Our profit or loss would simply be calculated from whether you paid for the collar or collected from the collar and how much that amount was.

Using the same prices as the previous example (the future options purchase price of $28.00, the Dec. 27.5 put $1.00 and the Dec 30 call $1.00) we will now take a look at the “down” scenario. Let’s set the future options price at $28.00 on expiration. At this price both the Dec. 27.5 put and the Dec. 30 call are out-of-the money and worthless. Since there is no credit or debit incurred in the option position ($1.00 inflow from the calls, $1.00 outflow from puts) the total return of the position is simply the gain or loss from the future options.

With the future options purchase price of $28.50 and a future options price of $28.00 on expiration, there will be a $ .50 loss in the position. Setting the future options price at $27.50, we see that the Dec. 27.50 puts and the Dec. 30 calls are again worthless and with no debit or credit incurred, the positions profit or loss will come down to the gain or loss on the future options.

With the purchase price of the future options being $28.50 and the future options price at expiration $27.50, there will be a $1.00 loss. In this case, we have reached the maximum loss. No matter how low the future options go, you can only incur a maximum loss of $1.00.

Now, let’s set the future options price at $26.00 and see if this holds true. With the future options at $26.00 on expiration, the Dec. 30 calls are out-of-the-money and worthless. The Dec. 27.5 puts, however, are in-the-money and now worth $1.50.

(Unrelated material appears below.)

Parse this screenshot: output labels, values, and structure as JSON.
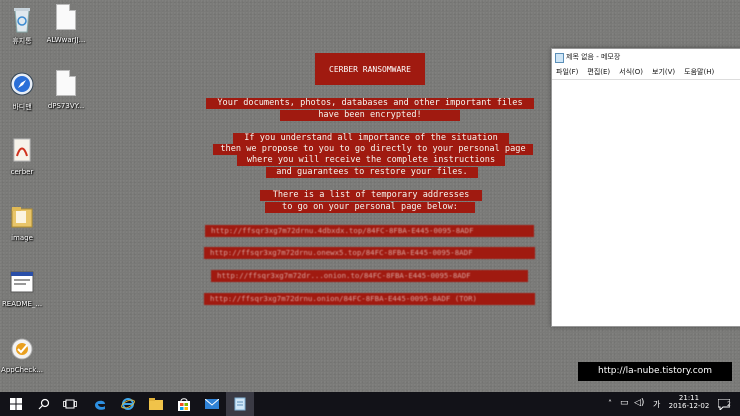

The future options you purchased for $28.50 is now worth $26.00 on expiration which is a $2.50 loss. Combining the $2.50 future options loss with the $1.50 gain in the puts and you have a $1.00 loss in the overall position.

This demonstrates that $1.00 is the maximum loss of the position. Keep in mind that if the future options position creates a debit or a credit, it must be added to, or subtracted from the future options loss.

Most of the time, there will be a small debit or credit incurred in the option position. It is relatively infrequent that the put and call used in the collar are trading at the exact same price.